Realisasi Bea Masuk dan Bea Keluar di Bea Cukai Tarakan Capai 41,7 Persen
Pendapatan Bea Cukai Tarakan
Memasuki semester satu tahun 2024, realisasi penerimaan di Bea Cukai Tarakan sudah mencapai 41,70 persen. Data dari Bea Cukai Tarakan menunjukkan bahwa hingga akhir Mei lalu, realisasi bea masuk sudah mencapai Rp 7,1 miliar atau sekitar 52 persen dari target yang ditetapkan. Pada tahun 2024 ini, Bea Cukai Tarakan ditargetkan untuk mendapatkan pendapatan sebesar Rp 13,7 miliar.
Realisasi Bea Keluar
Sementara itu, realisasi bea keluar hingga akhir Mei lalu baru mencapai Rp 120 juta atau sekitar 2,91 persen dari target. Pada tahun 2024, Bea Cukai Tarakan ditargetkan untuk mendapatkan pendapatan sebesar Rp 4,1 miliar dari bea keluar. Jadi, total pendapatan yang didapatkan dari bea masuk dan bea keluar hingga akhir Mei mencapai Rp 7,4 miliar.
Kinerja Bea Cukai Tarakan
Kepala Bea Cukai Tarakan, Johan Pandores, menyatakan bahwa secara umum kinerja Bea Cukai Tarakan masih berada dalam jalur yang baik. Semua indikator kinerja masih berada dalam kondisi baik.

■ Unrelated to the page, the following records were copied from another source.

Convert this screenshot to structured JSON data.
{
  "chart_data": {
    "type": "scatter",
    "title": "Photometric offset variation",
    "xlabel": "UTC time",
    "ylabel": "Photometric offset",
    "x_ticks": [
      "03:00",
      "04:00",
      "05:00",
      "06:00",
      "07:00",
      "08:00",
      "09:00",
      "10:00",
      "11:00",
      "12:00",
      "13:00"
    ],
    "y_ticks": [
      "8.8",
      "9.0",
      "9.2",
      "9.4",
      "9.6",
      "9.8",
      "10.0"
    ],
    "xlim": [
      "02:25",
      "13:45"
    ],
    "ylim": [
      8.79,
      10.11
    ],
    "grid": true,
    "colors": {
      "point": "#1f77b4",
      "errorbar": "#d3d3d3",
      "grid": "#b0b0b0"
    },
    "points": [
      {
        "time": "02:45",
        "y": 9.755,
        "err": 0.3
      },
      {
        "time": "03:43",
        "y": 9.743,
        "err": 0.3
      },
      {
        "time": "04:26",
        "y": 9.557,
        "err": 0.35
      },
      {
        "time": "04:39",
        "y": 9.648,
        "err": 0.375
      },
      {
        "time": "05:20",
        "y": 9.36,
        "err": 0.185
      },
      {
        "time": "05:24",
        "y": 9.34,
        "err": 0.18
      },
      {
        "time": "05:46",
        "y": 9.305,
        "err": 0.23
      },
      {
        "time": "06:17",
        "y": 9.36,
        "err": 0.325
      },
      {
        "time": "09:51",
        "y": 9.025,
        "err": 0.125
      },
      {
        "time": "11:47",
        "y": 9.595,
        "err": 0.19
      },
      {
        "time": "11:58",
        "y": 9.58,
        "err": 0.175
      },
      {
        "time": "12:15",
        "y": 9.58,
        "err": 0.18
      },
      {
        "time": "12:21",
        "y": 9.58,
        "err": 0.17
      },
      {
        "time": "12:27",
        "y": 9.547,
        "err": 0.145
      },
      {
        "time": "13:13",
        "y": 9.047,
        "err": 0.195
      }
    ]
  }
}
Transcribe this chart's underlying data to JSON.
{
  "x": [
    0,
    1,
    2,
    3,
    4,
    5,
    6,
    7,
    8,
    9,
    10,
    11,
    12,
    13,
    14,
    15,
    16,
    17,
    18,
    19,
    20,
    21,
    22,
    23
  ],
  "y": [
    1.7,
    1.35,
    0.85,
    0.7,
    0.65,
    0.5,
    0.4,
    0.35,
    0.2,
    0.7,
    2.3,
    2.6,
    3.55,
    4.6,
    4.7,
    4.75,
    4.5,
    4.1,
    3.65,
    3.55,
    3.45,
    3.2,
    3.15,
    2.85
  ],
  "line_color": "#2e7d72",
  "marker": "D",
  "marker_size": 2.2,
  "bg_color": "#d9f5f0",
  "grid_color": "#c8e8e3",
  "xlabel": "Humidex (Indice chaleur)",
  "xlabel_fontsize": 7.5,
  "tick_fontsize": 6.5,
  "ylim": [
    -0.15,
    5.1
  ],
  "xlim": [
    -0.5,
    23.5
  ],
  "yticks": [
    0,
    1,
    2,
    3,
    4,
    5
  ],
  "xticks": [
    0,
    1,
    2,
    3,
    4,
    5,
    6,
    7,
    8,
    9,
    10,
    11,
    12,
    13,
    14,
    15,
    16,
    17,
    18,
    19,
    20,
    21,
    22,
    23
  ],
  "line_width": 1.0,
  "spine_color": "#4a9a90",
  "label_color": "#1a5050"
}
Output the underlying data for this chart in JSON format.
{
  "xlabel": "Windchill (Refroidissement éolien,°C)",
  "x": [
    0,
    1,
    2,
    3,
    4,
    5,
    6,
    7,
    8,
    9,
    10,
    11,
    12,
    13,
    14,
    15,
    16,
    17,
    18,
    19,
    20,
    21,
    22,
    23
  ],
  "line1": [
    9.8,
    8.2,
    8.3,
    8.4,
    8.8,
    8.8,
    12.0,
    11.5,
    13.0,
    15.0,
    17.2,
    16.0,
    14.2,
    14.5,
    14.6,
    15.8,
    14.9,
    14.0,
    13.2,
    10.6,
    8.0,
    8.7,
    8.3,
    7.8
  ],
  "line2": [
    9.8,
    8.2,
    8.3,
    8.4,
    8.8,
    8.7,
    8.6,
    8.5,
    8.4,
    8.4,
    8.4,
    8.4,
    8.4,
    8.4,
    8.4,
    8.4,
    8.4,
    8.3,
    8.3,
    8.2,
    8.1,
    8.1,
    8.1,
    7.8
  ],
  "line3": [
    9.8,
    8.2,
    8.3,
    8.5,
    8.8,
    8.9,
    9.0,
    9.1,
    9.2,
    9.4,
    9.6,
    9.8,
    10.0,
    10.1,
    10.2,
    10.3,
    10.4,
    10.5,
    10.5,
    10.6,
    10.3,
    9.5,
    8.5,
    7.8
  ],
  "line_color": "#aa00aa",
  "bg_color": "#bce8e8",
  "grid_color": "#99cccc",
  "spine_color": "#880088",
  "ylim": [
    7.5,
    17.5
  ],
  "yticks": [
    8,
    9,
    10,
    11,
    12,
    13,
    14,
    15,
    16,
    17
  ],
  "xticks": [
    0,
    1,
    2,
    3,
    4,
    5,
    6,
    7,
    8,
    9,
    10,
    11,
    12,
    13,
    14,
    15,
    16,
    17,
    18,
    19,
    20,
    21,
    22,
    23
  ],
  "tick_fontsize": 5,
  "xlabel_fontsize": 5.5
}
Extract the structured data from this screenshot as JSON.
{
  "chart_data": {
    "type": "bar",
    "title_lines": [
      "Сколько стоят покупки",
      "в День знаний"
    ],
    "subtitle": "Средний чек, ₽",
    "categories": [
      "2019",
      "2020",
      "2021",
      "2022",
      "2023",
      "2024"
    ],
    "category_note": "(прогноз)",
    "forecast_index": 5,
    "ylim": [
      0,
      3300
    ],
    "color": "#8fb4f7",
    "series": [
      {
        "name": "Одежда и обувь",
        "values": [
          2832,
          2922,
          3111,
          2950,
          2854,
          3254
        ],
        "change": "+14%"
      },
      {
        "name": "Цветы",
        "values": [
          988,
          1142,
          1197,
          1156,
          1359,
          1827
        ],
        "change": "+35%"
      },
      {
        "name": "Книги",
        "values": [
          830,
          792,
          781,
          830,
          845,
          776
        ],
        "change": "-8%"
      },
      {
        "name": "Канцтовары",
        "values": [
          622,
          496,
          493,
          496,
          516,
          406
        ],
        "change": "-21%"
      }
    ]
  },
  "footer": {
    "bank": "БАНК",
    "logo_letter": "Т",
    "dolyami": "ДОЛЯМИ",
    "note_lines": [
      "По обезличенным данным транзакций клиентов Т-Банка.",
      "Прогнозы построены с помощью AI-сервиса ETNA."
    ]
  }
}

Peningkatan Target Pendapatan
Johan mengakui bahwa target pendapatan Bea Cukai Tarakan tahun ini mengalami kenaikan yang signifikan dibandingkan dengan tahun sebelumnya. Pada tahun lalu, target pendapatan hanya sebesar Rp 7 miliar dari bea masuk dan bea keluar. Namun, pada tahun ini target pendapatan meningkat menjadi Rp 17,8 miliar. Johan optimis bahwa target tersebut akan tercapai hingga akhir tahun.
Prediksi Peningkatan Pendapatan di Semester Dua
Johan memprediksi bahwa peningkatan pendapatan yang signifikan akan terjadi di semester dua. Hal ini dikarenakan penerimaan bulan Juni belum dimasukkan ke dalam data penerimaan. Johan tetap optimis dengan prediksi tersebut.